すいません、予約投稿を忘れていました……

「よかった、レインコートさん! ご無事だったんですね!」


「あぁ、フランシーヌさん。この人たちのおかげで何とかなりました」


 ピアスの男性と老人と一緒にアタルが降りてきた階段を上ると、そこには先ほど逃げた3人と広子が待っていた。


 広子は嬉しそうにしているが、他の三人の表情は暗い。特に高校生くらいの少女と中学生くらいの少年は恐怖に震え、OL風の女性も二人の手前気丈に振る舞っているように見えるが、怯えている様子がうかがえる。


「よかった、他のみんなも大丈夫だったみたいだね」


「まったく、なんだってこんなことに……」


 ピアスの男性と老人が口を開くと、暗い顔をしていた3人はその二人に気づいて少し表情が明るくなった。
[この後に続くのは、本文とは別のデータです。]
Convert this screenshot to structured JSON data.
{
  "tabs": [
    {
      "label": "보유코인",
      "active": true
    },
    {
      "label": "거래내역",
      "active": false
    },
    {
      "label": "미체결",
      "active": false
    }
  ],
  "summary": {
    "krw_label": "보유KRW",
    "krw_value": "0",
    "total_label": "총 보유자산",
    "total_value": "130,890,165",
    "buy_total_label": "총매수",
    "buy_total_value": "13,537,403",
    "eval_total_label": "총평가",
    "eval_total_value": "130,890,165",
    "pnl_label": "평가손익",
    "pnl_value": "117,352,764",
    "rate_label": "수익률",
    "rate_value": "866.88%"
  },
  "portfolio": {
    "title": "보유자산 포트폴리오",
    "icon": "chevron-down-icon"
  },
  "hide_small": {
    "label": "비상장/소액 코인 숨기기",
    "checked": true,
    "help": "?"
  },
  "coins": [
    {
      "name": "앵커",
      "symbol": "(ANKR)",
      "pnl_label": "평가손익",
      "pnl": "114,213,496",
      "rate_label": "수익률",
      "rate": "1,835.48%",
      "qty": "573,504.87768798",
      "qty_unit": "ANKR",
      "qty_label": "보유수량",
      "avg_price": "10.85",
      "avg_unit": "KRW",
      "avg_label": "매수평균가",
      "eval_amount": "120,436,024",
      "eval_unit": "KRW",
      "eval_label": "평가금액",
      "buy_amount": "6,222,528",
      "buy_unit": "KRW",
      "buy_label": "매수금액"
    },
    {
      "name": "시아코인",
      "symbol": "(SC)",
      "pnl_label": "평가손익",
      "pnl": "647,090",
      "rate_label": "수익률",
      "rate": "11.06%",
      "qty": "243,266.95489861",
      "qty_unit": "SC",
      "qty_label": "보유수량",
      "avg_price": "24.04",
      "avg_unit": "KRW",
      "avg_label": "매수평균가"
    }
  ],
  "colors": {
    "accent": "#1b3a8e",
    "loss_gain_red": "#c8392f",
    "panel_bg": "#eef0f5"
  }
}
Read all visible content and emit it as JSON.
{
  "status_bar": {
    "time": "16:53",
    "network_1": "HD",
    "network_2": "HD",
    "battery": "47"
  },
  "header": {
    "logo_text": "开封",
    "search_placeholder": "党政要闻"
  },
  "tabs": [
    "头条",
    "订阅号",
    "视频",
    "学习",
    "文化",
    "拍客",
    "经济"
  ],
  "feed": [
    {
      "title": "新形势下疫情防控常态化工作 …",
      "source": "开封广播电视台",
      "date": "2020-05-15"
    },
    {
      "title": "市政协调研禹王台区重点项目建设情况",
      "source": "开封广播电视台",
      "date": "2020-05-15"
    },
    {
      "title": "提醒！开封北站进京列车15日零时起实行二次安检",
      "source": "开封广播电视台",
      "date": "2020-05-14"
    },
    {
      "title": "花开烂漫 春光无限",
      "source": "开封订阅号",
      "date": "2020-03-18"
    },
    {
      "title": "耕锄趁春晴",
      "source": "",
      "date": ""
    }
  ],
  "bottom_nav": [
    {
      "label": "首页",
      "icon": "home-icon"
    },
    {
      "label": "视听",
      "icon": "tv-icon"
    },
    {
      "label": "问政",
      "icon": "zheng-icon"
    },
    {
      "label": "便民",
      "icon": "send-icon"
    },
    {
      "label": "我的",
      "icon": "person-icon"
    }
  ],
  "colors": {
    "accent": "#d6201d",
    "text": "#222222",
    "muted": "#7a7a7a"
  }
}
「……それで、もう大丈夫そうだし、説明してくれるんだよね?」


 ピアスの男性がそういってアタルの方を見る。


 アタルはその視線を受けて、その場の全員に向き直る。


「わかりました、それでは話せる情報はすべてお話したいと思います」


「信じられないことも多いと思いますが、そこを飲み込んで聞いてほしい」


「そして、これだけは覚えておいてください。『この異界において、情報は武器であり、敵である』と」






「……ふむ」


「へぇ」


「おぉ~」


「え、えっと……」


「何よそれ、信じられないわ!?」


 アタルは語った、ここには『怪異』と呼ばれる危険であったり、無害であったりする様々な化け物がいること。怪異たちとむやみに争ってはいけないこと。名前が重要な意味を持ち、むやみに名前は名乗らずすぐに偽名とわかる名前を名乗ることや、自分の名前が入っているものを常に携帯しておくこと。怪異に名前をつけてはいけないこと。念のため、遺書を書いて持っておくことなど……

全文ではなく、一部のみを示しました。